L’Empereur a parcouru rapidement la série des fautes commises. « L’ensemble en faisait pitié, concluait-il. Il eût fallu un premier ministre à Louis XVI, et M. Necker en sous-ordre pour les finances. Les premiers ministres eussent dû être inventés surtout pour les derniers règnes de notre monarchie ; et précisément il était devenu dans les principes et l’amour-propre du jour de n’en vouloir point prendre. »

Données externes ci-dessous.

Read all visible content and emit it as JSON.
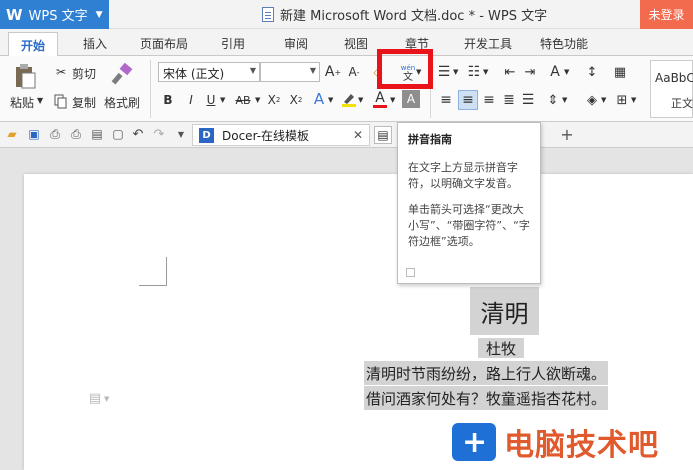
{
  "app": {
    "brand": "WPS 文字",
    "doc_title": "新建 Microsoft Word 文档.doc * - WPS 文字",
    "login": "未登录"
  },
  "tabs": [
    "开始",
    "插入",
    "页面布局",
    "引用",
    "审阅",
    "视图",
    "章节",
    "开发工具",
    "特色功能"
  ],
  "ribbon": {
    "cut": "剪切",
    "paste": "粘贴",
    "copy": "复制",
    "format_painter": "格式刷",
    "font_name": "宋体 (正文)",
    "font_size": "",
    "pinyin_top": "wén",
    "pinyin_bottom": "文",
    "style_preview": "AaBbC",
    "style_name": "正文"
  },
  "quickbar": {
    "docer_tab": "Docer-在线模板"
  },
  "tooltip": {
    "title": "拼音指南",
    "para1": "在文字上方显示拼音字符，以明确文字发音。",
    "para2": "单击箭头可选择“更改大小写”、“带圈字符”、“字符边框”选项。"
  },
  "document": {
    "heading": "清明",
    "author": "杜牧",
    "line1": "清明时节雨纷纷，路上行人欲断魂。",
    "line2": "借问酒家何处有？牧童遥指杏花村。"
  },
  "watermark": {
    "text": "电脑技术吧"
  },
  "colors": {
    "brand_blue": "#2f7fd3",
    "login_orange": "#f26b4f",
    "highlight_red": "#e8141a",
    "selection_gray": "#d3d3d3"
  }
}
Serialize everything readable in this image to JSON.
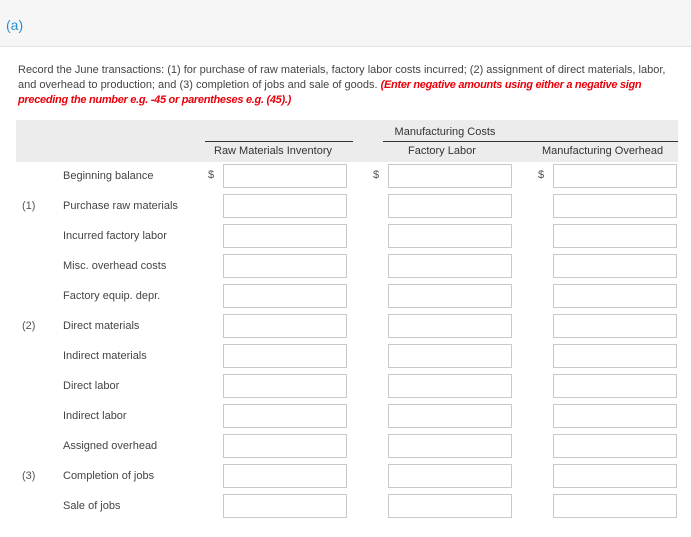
{
  "part": {
    "label": "(a)"
  },
  "instructions": {
    "text": "Record the June transactions: (1) for purchase of raw materials, factory labor costs incurred; (2) assignment of direct materials, labor, and overhead to production; and (3) completion of jobs and sale of goods. ",
    "note": "(Enter negative amounts using either a negative sign preceding the number e.g. -45 or parentheses e.g. (45).)"
  },
  "table": {
    "group_header": "Manufacturing Costs",
    "columns": [
      "Raw Materials Inventory",
      "Factory Labor",
      "Manufacturing Overhead"
    ],
    "currency_symbol": "$",
    "rows": [
      {
        "num": "",
        "label": "Beginning balance",
        "values": [
          "",
          "",
          ""
        ],
        "show_currency": true
      },
      {
        "num": "(1)",
        "label": "Purchase raw materials",
        "values": [
          "",
          "",
          ""
        ],
        "show_currency": false
      },
      {
        "num": "",
        "label": "Incurred factory labor",
        "values": [
          "",
          "",
          ""
        ],
        "show_currency": false
      },
      {
        "num": "",
        "label": "Misc. overhead costs",
        "values": [
          "",
          "",
          ""
        ],
        "show_currency": false
      },
      {
        "num": "",
        "label": "Factory equip. depr.",
        "values": [
          "",
          "",
          ""
        ],
        "show_currency": false
      },
      {
        "num": "(2)",
        "label": "Direct materials",
        "values": [
          "",
          "",
          ""
        ],
        "show_currency": false
      },
      {
        "num": "",
        "label": "Indirect materials",
        "values": [
          "",
          "",
          ""
        ],
        "show_currency": false
      },
      {
        "num": "",
        "label": "Direct labor",
        "values": [
          "",
          "",
          ""
        ],
        "show_currency": false
      },
      {
        "num": "",
        "label": "Indirect labor",
        "values": [
          "",
          "",
          ""
        ],
        "show_currency": false
      },
      {
        "num": "",
        "label": "Assigned overhead",
        "values": [
          "",
          "",
          ""
        ],
        "show_currency": false
      },
      {
        "num": "(3)",
        "label": "Completion of jobs",
        "values": [
          "",
          "",
          ""
        ],
        "show_currency": false
      },
      {
        "num": "",
        "label": "Sale of jobs",
        "values": [
          "",
          "",
          ""
        ],
        "show_currency": false
      }
    ]
  },
  "colors": {
    "part_label": "#2a8fd6",
    "note": "#e8000b",
    "header_band": "#ececec"
  }
}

On a beaucoup parlé de la conduite équivoque de plusieurs grands personnages dans ces temps de crise, et l’Empereur a dit : « Nous condamnons Louis XVI ; mais, indépendamment de sa faiblesse, il a été le premier prince attaqué. C’est celui sur lequel les nouveaux principes faisaient leur essai. Son éducation, ses idées innées, le portaient à croire de bonne foi comme lui appartenant tout ce qu’il cherchait à défendre ouvertement ou en secret. Même dans ses manques de foi, il pouvait y avoir une espèce de bonne foi, s’il est permis de parler ainsi. Plus tard, que chacun en sait davantage, une même conduite serait bien plus inexcusable, bien autrement condamnable. Qu’on ajoute que Louis XVI avait tout le monde contre lui, ses proches, ses frères ; le duc d’Orléans le trahissait ; Monsieur se montrait des plus équivoques ; le comte d’Artois le perdait par ses inconsidérations ; et l’on pourra se faire une idée des difficultés sans nombre que la fatalité sembla prendre plaisir à accumuler sur ce prince infortuné. La fatalité des Stuart, dont on a tant parlé, n’a pas été plus malheureuse. »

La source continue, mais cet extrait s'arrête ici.